Drizzt abandoned all tactics of finesse now, understanding the situation that was fast developing behind him. More than once he had to slow for Bruenor’s stumbling and he doubted Wulfgar’s ability to continue while carrying the halfling. The exhausted barbarian obviously couldn’t hope to raise Aegis-fang to defend himself. Their only chance was straight flight to the border. A wide bog would defeat them, a box gully would entrap them, and even if no natural barriers blocked their way, they had little hope of keeping free of the trolls for much longer. Drizzt feared the difficult decision he saw forthcoming: flee to his own safety, for he alone seemed to have the possibility of escape, or stand beside his doomed friends in a battle they could not win.
They continued on, and made solid progress for another hour, but time itself began to affect them. Drizzt heard Bruenor mumbling behind him, lost in some delusion of his childhood days in Mithril Hall. Wulfgar, with the unconscious halfling, ambled along behind, reciting a prayer to one of his gods, using the rhythm of his chants to keep his feet steadily pumping.
Then Bruenor fell, smacked down by a troll that had veered in on them uncontested.

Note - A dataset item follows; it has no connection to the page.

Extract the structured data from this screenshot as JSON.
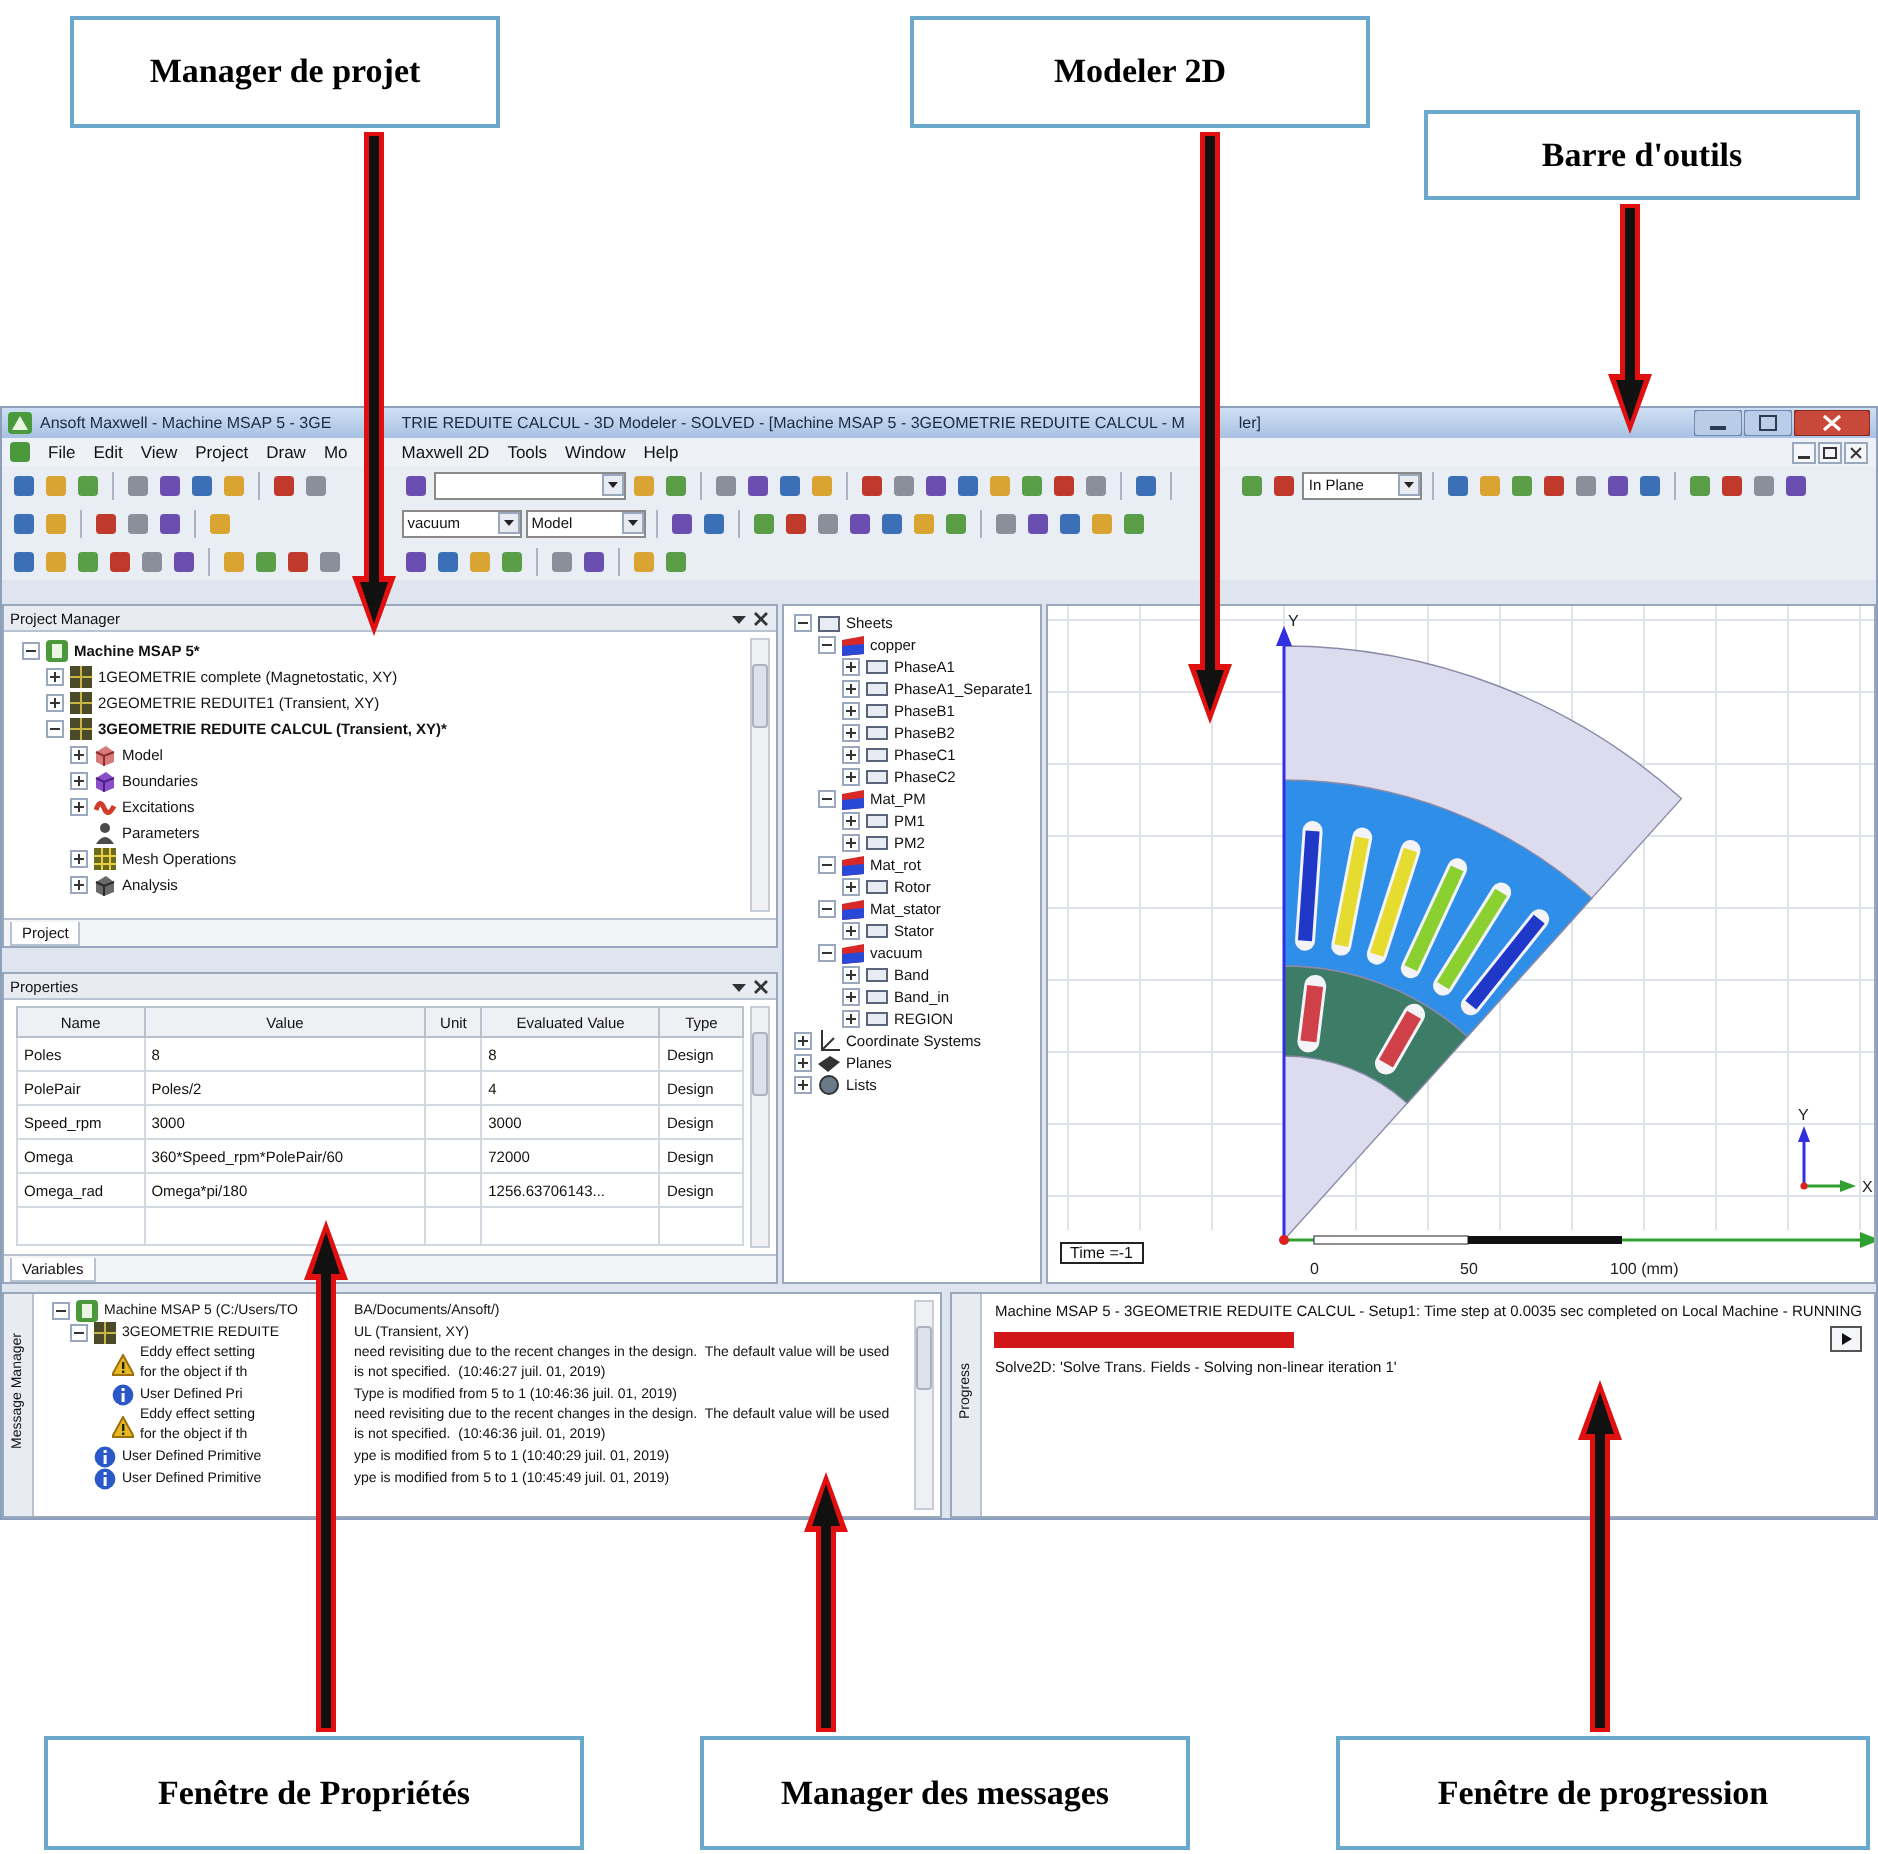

The fateful decision came easily to Drizzt. He swung back around, scimitars ready. He couldn’t possibly carry the stout dwarf, nor could he defeat the horde of trolls that even now closed in. “And so our tale ends, Bruenor Battlehammer!” he cried out. “In battle, as it should!”
Wulfgar, dazed and gasping, did not consciously choose his next move. It was simply a reaction to the scene before him, a maneuver perpetrated by the stubborn instincts of a man who refused to surrender. He stumbled over to the fallen dwarf, who by this time had struggled back to his hands and knees, and scooped him up with his free arm. Two trolls had them trapped.
Drizzt Do’Urden was close by, and the young barbarian’s heroic act inspired the drow. Seething flames danced again within his lavender eyes, and his blades whirred into their own dance of death.
The two trolls reached out to claw their helpless prey, but after a single lightning pass by Drizzt, the monsters had no arms left with which to grab.
“Run on!” Drizzt called, guarding the party’s rear and spurring Wulfgar on with a constant stream of rousing words. All weariness flew from the drow in this final burst of battle lust. He leaped all about and shouted challenge to the trolls. Any that came too near found the sting of his blades.